As a lot as we’re excited to see Arc GPUs within the plastic flesh, the throw-down everybody desires to see within the latter a part of this yr goes to be Zen 4 versus Raptor Lake. AMD’s upcoming processors will probably be its first technology to make use of DDR5 reminiscence, however Intel’s subsequent chips will probably be its second with each the brand new reminiscence and a hybrid structure.
If you have been underneath a rock for the previous six months, then allow us to fill you in: Raptor Lake is the codename for Intel’s Thirteenth-generation desktop processors. They’ll primarily be a refinement of Alder Lake, with the most important modifications being the addition of as much as eight extra E-cores and a bump to 2MB of L2 cache per P-core. They’ll even slot into the identical motherboards, though as standard there will probably be a brand new set of chipsets and boards, too.
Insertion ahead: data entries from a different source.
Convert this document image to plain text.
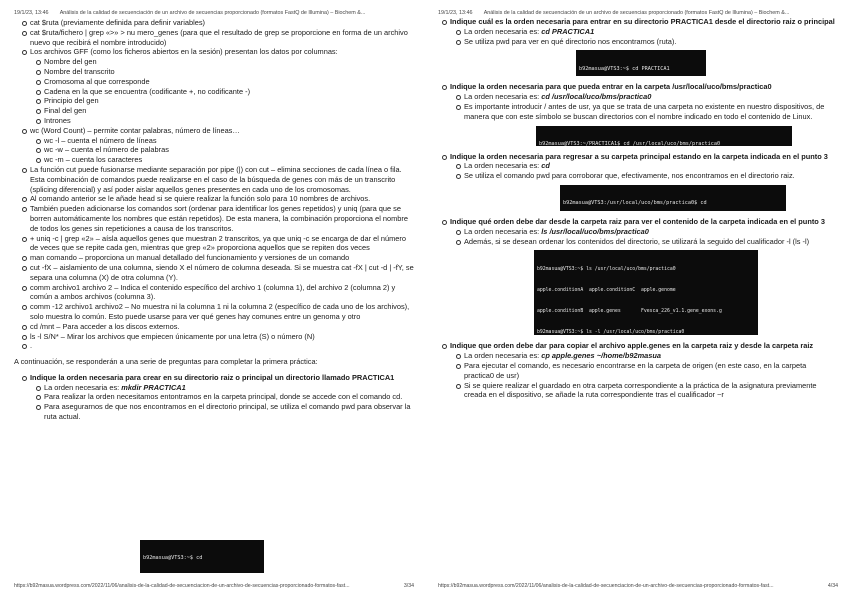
19/1/23, 13:46 Análisis de la calidad de secuenciación de un archivo de secuencias proporcionado (formatos FastQ de Illumina) – Biochem &...
cat $ruta (previamente definida para definir variables)
cat $ruta/fichero | grep «>» > nu mero_genes (para que el resultado de grep se proporcione en forma de un archivo nuevo que recibirá el nombre introducido)
Los archivos GFF (como los ficheros abiertos en la sesión) presentan los datos por columnas:
Nombre del gen
Nombre del transcrito
Cromosoma al que corresponde
Cadena en la que se encuentra (codificante +, no codificante -)
Principio del gen
Final del gen
Intrones
wc (Word Count) – permite contar palabras, número de líneas…
wc -l – cuenta el número de líneas
wc -w – cuenta el número de palabras
wc -m – cuenta los caracteres
La función cut puede fusionarse mediante separación por pipe (|) con cut – elimina secciones de cada línea o fila. Esta combinación de comandos puede realizarse en el caso de la búsqueda de genes con más de un transcrito (splicing diferencial) y así poder aislar aquellos genes presentes en cada uno de los cromosomas.
Al comando anterior se le añade head si se quiere realizar la función solo para 10 nombres de archivos.
También pueden adicionarse los comandos sort (ordenar para identificar los genes repetidos) y uniq (para que se borren automáticamente los nombres que están repetidos). De esta manera, la combinación proporciona el nombre de todos los genes sin repeticiones a causa de los transcritos.
+ uniq -c | grep «2» – aísla aquellos genes que muestran 2 transcritos, ya que uniq -c se encarga de dar el número de veces que se repite cada gen, mientras que grep «2» proporciona aquellos que se repiten dos veces
man comando – proporciona un manual detallado del funcionamiento y versiones de un comando
cut -fX – aislamiento de una columna, siendo X el número de columna deseada. Si se muestra cat -fX | cut -d | -fY, se separa una columna (X) de otra columna (Y).
comm archivo1 archivo 2 – Indica el contenido específico del archivo 1 (columna 1), del archivo 2 (columna 2) y común a ambos archivos (columna 3).
comm -12 archivo1 archivo2 – No muestra ni la columna 1 ni la columna 2 (específico de cada uno de los archivos), solo muestra lo común. Esto puede usarse para ver qué genes hay comunes entre un genoma y otro
cd /mnt – Para acceder a los discos externos.
ls -l S/N* – Mirar los archivos que empiecen únicamente por una letra (S) o número (N)
.

A continuación, se responderán a una serie de preguntas para completar la primera práctica:

Indique la orden necesaria para crear en su directorio raiz o principal un directorio llamado PRACTICA1
La orden necesaria es: mkdir PRACTICA1
Para realizar la orden necesitamos entontramos en la carpeta principal, donde se accede con el comando cd.
Para asegurarnos de que nos encontramos en el directorio principal, se utiliza el comando pwd para observar la ruta actual.

b92masua@VTS3:~$ cd

https://b92masua.wordpress.com/2022/11/06/analisis-de-la-calidad-de-secuenciacion-de-un-archivo-de-secuencias-proporcionado-formatos-fast...	3/34
19/1/23, 13:46 Análisis de la calidad de secuenciación de un archivo de secuencias proporcionado (formatos FastQ de Illumina) – Biochem &...
Indique cuál es la orden necesaria para entrar en su directorio PRACTICA1 desde el directorio raiz o principal
La orden necesaria es: cd PRACTICA1
Se utiliza pwd para ver en qué directorio nos encontramos (ruta).

b92masua@VTS3:~$ cd PRACTICA1

Indique la orden necesaria para que pueda entrar en la carpeta /usr/local/uco/bms/practica0
La orden necesaria es: cd /usr/local/uco/bms/practica0
Es importante introducir / antes de usr, ya que se trata de una carpeta no existente en nuestro dispositivos, de manera que con este símbolo se buscan directorios con el nombre indicado en todo el contenido de Linux.

b92masua@VTS3:~/PRACTICA1$ cd /usr/local/uco/bms/practica0

Indique la orden necesaria para regresar a su carpeta principal estando en la carpeta indicada en el punto 3
La orden necesaria es: cd
Se utiliza el comando pwd para corroborar que, efectivamente, nos encontramos en el directorio raiz.

b92masua@VTS3:/usr/local/uco/bms/practica0$ cd

Indique qué orden debe dar desde la carpeta raiz para ver el contenido de la carpeta indicada en el punto 3
La orden necesaria es: ls /usr/local/uco/bms/practica0
Además, si se desean ordenar los contenidos del directorio, se utilizará la seguido del cualificador -l (ls -l)

b92masua@VTS3:~$ ls /usr/local/uco/bms/practica0

apple.conditionA  apple.conditionC  apple.genome

apple.conditionB  apple.genes       Fvesca_226_v1.1.gene_exons.g

b92masua@VTS3:~$ ls -l /usr/local/uco/bms/practica0

Indique que orden debe dar para copiar el archivo apple.genes en la carpeta raiz y desde la carpeta raiz
La orden necesaria es: cp apple.genes ~/home/b92masua
Para ejecutar el comando, es necesario encontrarse en la carpeta de origen (en este caso, en la carpeta practica0 de usr)
Si se quiere realizar el guardado en otra carpeta correspondiente a la práctica de la asignatura previamente creada en el dispositivo, se añade la ruta correspondiente tras el cualificador ~r
https://b92masua.wordpress.com/2022/11/06/analisis-de-la-calidad-de-secuenciacion-de-un-archivo-de-secuencias-proporcionado-formatos-fast...	4/34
Our story as we speak is certainly one such leak. A fellow that does PC {hardware} information and opinions over on Bilibili by the title of “ExtremePlayer” laid fingers on what seems to be a qualification pattern (QS) for the Core i9-13900K. Naturally, he did what we’d do in that scenario, and slapped it down into his ROG Maximus Z690 Extreme motherboard after which benchmarked the dickens out of it.
In his assessment, ExtremeParticipant examined the brand new chip straight in opposition to the extant Core i9-12900K. He feedback that the 13900K comes out forward of its previous-generation predecessor by round 10% on common in single-threaded duties, and by about 35% in multi-threaded workloads. Those numbers line up very neatly with the predictions made by Moore’s Law is Dead approach again in February.
The chip’s excessive energy consumption could also be an artifact of the firmware on his ASUS ROG motherboard having improper settings for the unreleased processor. The voltage is barely excessive in comparison with the Alder Lake processor, and it is also attainable that the clocks aren’t scaling accurately.